You built the business. The wrong strategy in this divorce could hand a significant piece of it to someone else. Massachusetts courts have broad discretion over how closely held businesses are treated, and the outcome depends heavily on your expert, your preparation, and how well your case is built before proceedings begin.

Is Your Business Marital Property?

Massachusetts applies equitable distribution, and courts have broad discretion in defining what counts as marital property. Unlike some states, Massachusetts does not have a strict separate-property doctrine that shields pre-marital assets from division. Instead, courts consider all assets, including those acquired before the marriage, when determining equitable division, and the length of marriage and the spouses' respective contributions significantly affect how much weight is given to pre-marital origins.

What this means in practice:

  • A business you founded before the marriage may still be subject to division, particularly in a long marriage
  • A business started during the marriage with marital funds is generally treated as a marital asset
  • Business value that has grown during the marriage, even a pre-marital business, may have a marital component
  • A non-owner spouse may have contributed to business growth through labor, household management, or financial support

How Business Value Is Determined

Formal business valuation is almost always necessary in cases involving closely held businesses. This is not a simple accounting exercise, it is a complex professional analysis that can produce dramatically different results depending on the methodology used. Courts do not pick a number; they evaluate competing expert testimony and the underlying assumptions each expert applies.

Income Approach

Values the business based on its expected future income, discounted to present value. Most commonly used for service-based businesses and professional practices.
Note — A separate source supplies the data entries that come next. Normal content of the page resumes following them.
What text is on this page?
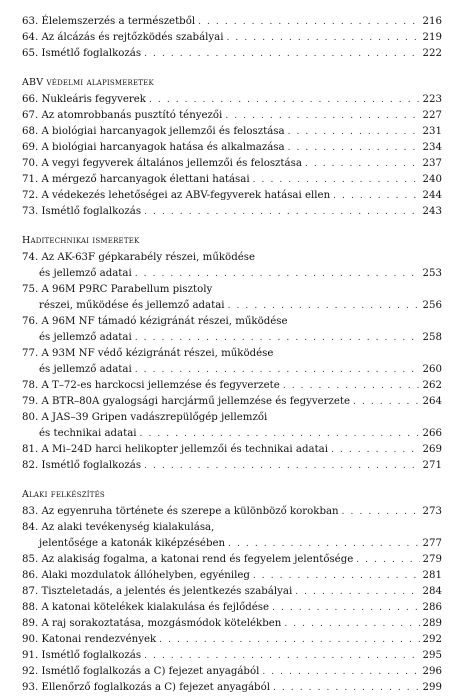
63. Élelemszerzés a természetből . . .	216
64. Az álcázás és rejtőzködés szabályai . . .	219
65. Ismétlő foglalkozás . . .	222
ABV védelmi alapismeretek
66. Nukleáris fegyverek . . .	223
67. Az atomrobbanás pusztító tényezői . . .	227
68. A biológiai harcanyagok jellemzői és felosztása . . .	231
69. A biológiai harcanyagok hatása és alkalmazása . . .	234
70. A vegyi fegyverek általános jellemzői és felosztása . . .	237
71. A mérgező harcanyagok élettani hatásai . . .	240
72. A védekezés lehetőségei az ABV-fegyverek hatásai ellen . . .	244
73. Ismétlő foglalkozás . . .	243
Haditechnikai ismeretek
74. Az AK-63F gépkarabély részei, működése
és jellemző adatai . . .	253
75. A 96M P9RC Parabellum pisztoly
részei, működése és jellemző adatai . . .	256
76. A 96M NF támadó kézigránát részei, működése
és jellemző adatai . . .	258
77. A 93M NF védő kézigránát részei, működése
és jellemző adatai . . .	260
78. A T–72-es harckocsi jellemzése és fegyverzete . . .	262
79. A BTR–80A gyalogsági harcjármű jellemzése és fegyverzete . . .	264
80. A JAS–39 Gripen vadászrepülőgép jellemzői
és technikai adatai . . .	266
81. A Mi–24D harci helikopter jellemzői és technikai adatai . . .	269
82. Ismétlő foglalkozás . . .	271
Alaki felkészítés
83. Az egyenruha története és szerepe a különböző korokban . . .	273
84. Az alaki tevékenység kialakulása,
jelentősége a katonák kiképzésében . . .	277
85. Az alakiság fogalma, a katonai rend és fegyelem jelentősége . . .	279
86. Alaki mozdulatok állóhelyben, egyénileg . . .	281
87. Tiszteletadás, a jelentés és jelentkezés szabályai . . .	284
88. A katonai kötelékek kialakulása és fejlődése . . .	286
89. A raj sorakoztatása, mozgásmódok kötelékben . . .	289
90. Katonai rendezvények . . .	292
91. Ismétlő foglalkozás . . .	295
92. Ismétlő foglalkozás a C) fejezet anyagából . . .	296
93. Ellenőrző foglalkozás a C) fejezet anyagából . . .	299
The discount rate and income projections are the key variables.

Market Approach

Values the business by comparing it to recent sales of similar businesses. More reliable when comparable transactions exist. Less useful for highly specialized or unique businesses with no clear market comparables.

Asset Approach

Values the business based on the fair market value of its assets minus liabilities. Most useful for asset-heavy businesses. For service businesses, may significantly understate value by ignoring goodwill and earning capacity.
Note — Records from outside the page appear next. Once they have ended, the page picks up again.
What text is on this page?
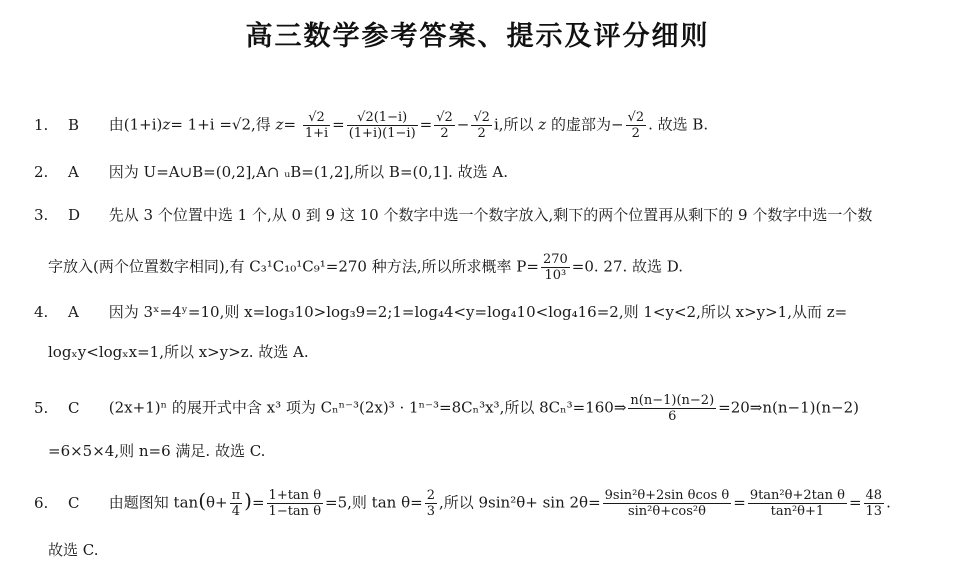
高三数学参考答案、提示及评分细则
1. B 由(1+i)z= 1+i =√2,得 $z= \frac{√2}{1+i} = \frac{√2(1-i)}{(1+i)(1-i)} = \frac{√2}{2} - \frac{√2}{2} i$,所以 z 的虚部为− $\frac{√2}{2}$ . 故选 B.
2. A 因为 U=A∪B=(0,2],A∩ ᵤB=(1,2],所以 B=(0,1]. 故选 A.
3. D 先从 3 个位置中选 1 个,从 0 到 9 这 10 个数字中选一个数字放入,剩下的两个位置再从剩下的 9 个数字中选一个数
字放入(两个位置数字相同),有 C₃¹C₁₀¹C₉¹=270 种方法,所以所求概率 $P= \frac{270}{\text{10³}} =0$. 27. 故选 D.
4. A 因为 3ˣ=4ʸ=10,则 x=log₃10>log₃9=2;1=log₄4<y=log₄10<log₄16=2,则 1<y<2,所以 x>y>1,从而 z=
logₓy<logₓx=1,所以 x>y>z. 故选 A.
5. C (2x+1)ⁿ 的展开式中含 x³ 项为 Cₙⁿ⁻³(2x)³ · 1ⁿ⁻³=8Cₙ³x³,所以 8Cₙ³=160⇒ $\frac{n(n-1)(n-2)}{6}$ =20⇒n(n−1)(n−2)
=6×5×4,则 n=6 满足. 故选 C.
6. C 由题图知 $\tan(\theta+ \frac{\pi}{4}$ )= $\frac{\text{1+tan θ}}{\text{1−tan θ}} =5$,则 $\tan \theta= \frac{2}{3}$ ,所以 $9\sin^2\theta+ \sin 2\theta= \frac{\text{9sin²θ+2sin θcos θ}}{\text{sin²θ+cos²θ}} = \frac{\text{9tan²θ+2tan θ}}{\text{tan²θ+1}} = \frac{48}{13}$ .
故选 C.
Personal Goodwill vs. Enterprise Goodwill

This distinction matters enormously in Massachusetts divorce cases. Enterprise goodwill, the value of the business that would survive the owner's departure, tied to systems, brand, client relationships, and staff, is a marital asset subject to division. Personal goodwill, value tied specifically to the owner's individual skills, reputation, and relationships that would not transfer to a new owner, is generally not divisible in Massachusetts.
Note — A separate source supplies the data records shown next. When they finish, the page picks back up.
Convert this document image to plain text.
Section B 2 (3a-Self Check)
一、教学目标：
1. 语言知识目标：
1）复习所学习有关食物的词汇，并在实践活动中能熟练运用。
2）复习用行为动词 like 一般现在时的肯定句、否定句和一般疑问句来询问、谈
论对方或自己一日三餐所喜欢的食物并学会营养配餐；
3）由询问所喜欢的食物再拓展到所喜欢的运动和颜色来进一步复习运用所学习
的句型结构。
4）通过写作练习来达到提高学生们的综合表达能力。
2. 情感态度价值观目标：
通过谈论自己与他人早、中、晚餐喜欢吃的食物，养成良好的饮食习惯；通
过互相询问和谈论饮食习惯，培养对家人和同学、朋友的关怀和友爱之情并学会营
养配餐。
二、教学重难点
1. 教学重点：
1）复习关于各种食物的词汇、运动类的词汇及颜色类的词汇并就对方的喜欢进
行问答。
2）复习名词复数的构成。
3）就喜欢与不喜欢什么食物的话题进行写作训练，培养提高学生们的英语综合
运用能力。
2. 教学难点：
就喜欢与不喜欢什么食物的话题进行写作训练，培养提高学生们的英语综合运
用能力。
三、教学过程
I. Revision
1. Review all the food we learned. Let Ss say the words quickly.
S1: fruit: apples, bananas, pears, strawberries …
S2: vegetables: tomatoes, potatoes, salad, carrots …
For professional practices (physicians, attorneys, accountants), personal goodwill can represent a substantial portion of total value. How the expert distinguishes between the two categories can make a significant difference in the outcome.

Your spouse's expert and yours will likely reach very different valuations. The range between a low and high estimate for a closely held business can be enormous, sometimes $500,000 or more. This is why business valuation disputes are often the most contested issues in high-asset divorces. The quality of your expert and the assumptions they use are as important as the methodology.

Options for Handling the Business in Divorce

Buy-out: The most common outcome. The owning spouse retains the business and compensates the other spouse with cash, other marital assets, or a structured payment over time. This requires agreement on value, which is why valuation disputes can be so significant.

Forced sale: The business is sold to a third party and the proceeds divided. This is relatively rare for operating businesses and is typically a last resort when neither party can afford a buy-out or when the parties cannot agree on value.

Continued co-ownership: Former spouses continue as co-owners post-divorce. This can work in some circumstances but is generally inadvisable, the same conflicts that drove the divorce tend to surface in the business relationship.

Structured payment: Rather than paying a lump sum at divorce, the owning spouse pays an agreed amount over time, often with interest. This preserves cash flow for the business while giving the non-owning spouse fair compensation.

Protecting a Business You Founded Before the Marriage

If you owned the business before marriage, the pre-marital value is more easily protected, but it requires documentation: what the business was worth at the date of marriage, what it would have been worth at divorce without marital contributions, and what portion of growth is attributable to market forces (passive) vs. the owner-spouse's labor (active). This analysis, done well, requires a forensic accountant familiar with Massachusetts family law standards.

How this case is prepared in the first few months shapes the outcome at the end. The financial decisions you make during the divorce proceeding are as important as the legal ones.

Running the Business During Divorce

Business owners should be particularly careful about financial decisions during the divorce proceeding. Courts look at income and distributions in the period leading up to divorce. Unusual compensation decisions, new debt, or transfers of assets can be characterized as dissipation of marital property, a finding that shifts the equitable distribution calculus in the other spouse's favor.

Legal Disclaimer: This article is for general informational purposes only and does not constitute legal advice. Business valuation in divorce is highly fact-specific and requires professional expertise. Please consult with a licensed Massachusetts attorney for guidance specific to your situation.